O iç yakan manzaraları kim unutabilir? Kahramanmaraş'ta enkaz altındaki kızının elini tutup günlerce bir yardım eli bekleyen babayı,
Enkazdan çıkar çıkmaz su ikram edilen minicik çocuğun," ama ben daha muayene olmadım ki" derken ki masumiyetini,
Bir başkasının, kurtarılır kurtarılmaz anne diye attığı çığlıkları, evladını, eşini, annesini, babasını enkazdan çıkaramayanların feryatlarını... Hangi birini unutabiliriz. Bu yara hepimizindir. Hatay, Kahramanmaraş, Adıyaman içimizde derin bir yaradır, her gün kanayan bir yara.
Depremzedelere yeterince yardımcı olamadık. Milletçe koştuk, didindik, çırpındık, elimizden geleni yaptık, âmâ yaralarımızın yüzde 10'nunu bile saramadık. Hala birçok depremzede çadırlarda kalıyor, hala konteynerlerde gayri insani şartlarda yaşayan, hala yeterince su, gıda, destek alamayan ,acısı her gün biraz daha derinleşen yüz binler var. Onlar üşürken biz ısınamayız, ısınmamalıyız, onlar ağlarken biz eğlenemeyiz. Onlar açken biz tok yatamayız. Ya birlikte tok oluruz ya birlikte aç...
Bu işin partisi, taraftarı, karşıtı olmaz. Biz her rengi ile büyük Türk milletiyiz. Mağdur ayrımı yapan en büyük zalimdir. Biz ki, bırakın kendi insanını, bize savaş açana bile el uzatmış bir milletiz. Bu gibi durumlarda gözlerimiz parti, mezhep, meşrep görmemeli, her insanı aynı göz ve hassasiyetle görüp kucaklamalıdır. İçi sadece kendinden olana kanayanın vicdanı yoktur. Depremzedenin bizden ondanı olmaz, hepsi bizden, bizde onlardanız.
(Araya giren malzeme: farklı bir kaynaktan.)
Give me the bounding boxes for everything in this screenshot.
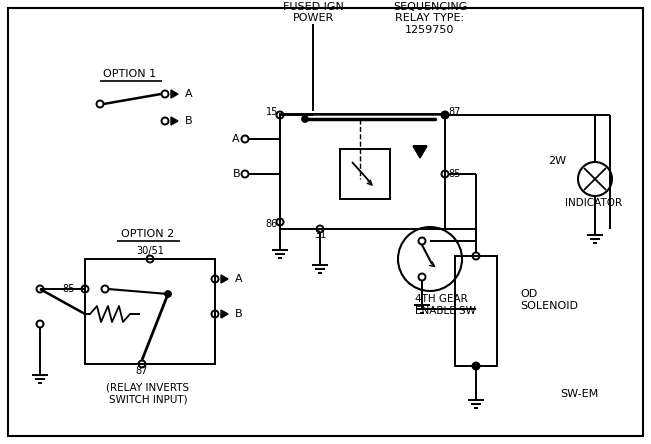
Circle shape	[301, 115, 309, 123]
Text: 31: 31	[314, 230, 326, 240]
Text: OPTION 1: OPTION 1	[104, 69, 156, 79]
Text: SWITCH INPUT): SWITCH INPUT)	[109, 394, 187, 404]
Text: POWER: POWER	[292, 13, 333, 23]
Text: SEQUENCING: SEQUENCING	[393, 2, 467, 12]
Polygon shape	[171, 90, 178, 98]
Text: 87: 87	[136, 366, 148, 376]
Text: 1259750: 1259750	[406, 25, 454, 35]
Text: OD: OD	[520, 289, 537, 299]
Polygon shape	[171, 117, 178, 125]
Bar	[85, 259, 215, 364]
Text: B: B	[232, 169, 240, 179]
Text: B: B	[185, 116, 193, 126]
Circle shape	[473, 362, 480, 369]
Text: OPTION 2: OPTION 2	[121, 229, 174, 239]
Text: 15: 15	[266, 107, 278, 117]
Text: ENABLE SW: ENABLE SW	[415, 306, 476, 316]
Bar	[455, 256, 497, 366]
Circle shape	[441, 111, 449, 119]
Text: FUSED IGN: FUSED IGN	[283, 2, 344, 12]
Text: A: A	[232, 134, 240, 144]
Polygon shape	[221, 275, 228, 283]
Text: 85: 85	[448, 169, 460, 179]
Text: (RELAY INVERTS: (RELAY INVERTS	[106, 382, 189, 392]
Text: 4TH GEAR: 4TH GEAR	[415, 294, 468, 304]
Text: RELAY TYPE:: RELAY TYPE:	[395, 13, 465, 23]
Text: INDICATOR: INDICATOR	[566, 198, 622, 208]
Text: 87: 87	[448, 107, 460, 117]
Circle shape	[165, 290, 171, 297]
Text: A: A	[235, 274, 243, 284]
Text: B: B	[235, 309, 243, 319]
Polygon shape	[221, 310, 228, 318]
Text: 30/51: 30/51	[136, 246, 164, 256]
Text: SOLENOID: SOLENOID	[520, 301, 578, 311]
Text: 2W: 2W	[548, 156, 566, 166]
Text: 85: 85	[62, 284, 75, 294]
Bar	[280, 114, 445, 229]
Bar	[340, 149, 390, 199]
Text: SW-EM: SW-EM	[560, 389, 598, 399]
Text: 86: 86	[266, 219, 278, 229]
Polygon shape	[413, 146, 427, 158]
Text: A: A	[185, 89, 193, 99]
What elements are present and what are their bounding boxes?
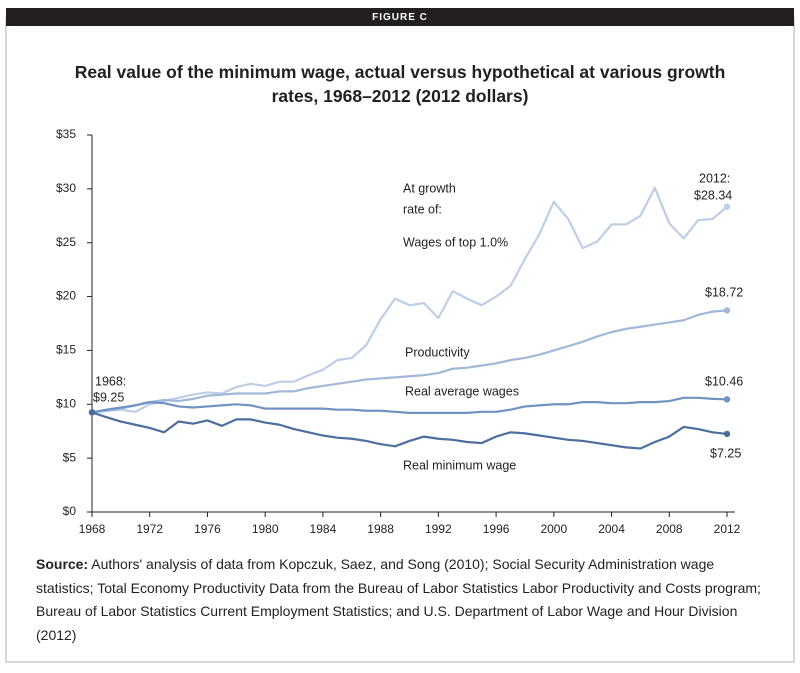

Depremde birçok hatalar, aksaklılar, plansızlıklar oldu. Felaket büyük olduğu için bir çoğumuz kalemini frene basarak kullandı. Amaç bağcıyı dövmek değil, yaraların sarılması ve köstek olunmamasıydı. Zor zamanlarda maraza çıkarmak, yaraların sarılmasını geciktirmekten başka işe yaramaz çünkü! Deprem coğrafyasının miting meydanı olmadığını hiç aklımızdan çıkarmadık. Yaralı insanlara seçim sandığı gibi görmedik. Herkes için doğru olan da buydu.
Ama bu yıl dönümünde gördük ki, bazıları için böyle değilmiş. Enkazların altında bazıları yakınlarını ararken, bazıları oy çıkarmakla meşgulmüş. CB Erdoğan, yarası daha çok taze olan insanlara; "Merkezi yönetimle yerel yönetim el ele vermezse, dayanışma halinde olmazsa o şehre herhangi bir şey gelmez. Hatay'a geldi mi? Şu anda Hatay garip kaldı, mahzun kaldı" dedi.
Bu talihsiz sözleri açıklamaya gerek var mı?
Bu ülkenin Cumhurbaşkanı Hatay'da yerel yönetim, merkezi yönetimle aynı çizgide olmadığı için hizmet gelmedi diyor. Yüreği yanan insanlara, hizmet gelmesini istiyorsanız yerel yönetimle merkezi yönetimi uyumlu hale getirin, yani merkezi yönetimle aynı çizgide olan adayı seçin diyor.Bu, oy yoksa hizmet de yok demektir. Depreme zamanında müdahale edememekten, askeri, madencileri zamanında devreye koyamamaktan daha kötüsü budur. Enkazın altında kalanlara bile hizmeti oya bağlayan zihniyet, bu ülkenin en büyük problemidir. Bu zihniyet, sadece mağdurlar yaratmakla kalmıyor, bizi biz olmaktan da çıkarıyor.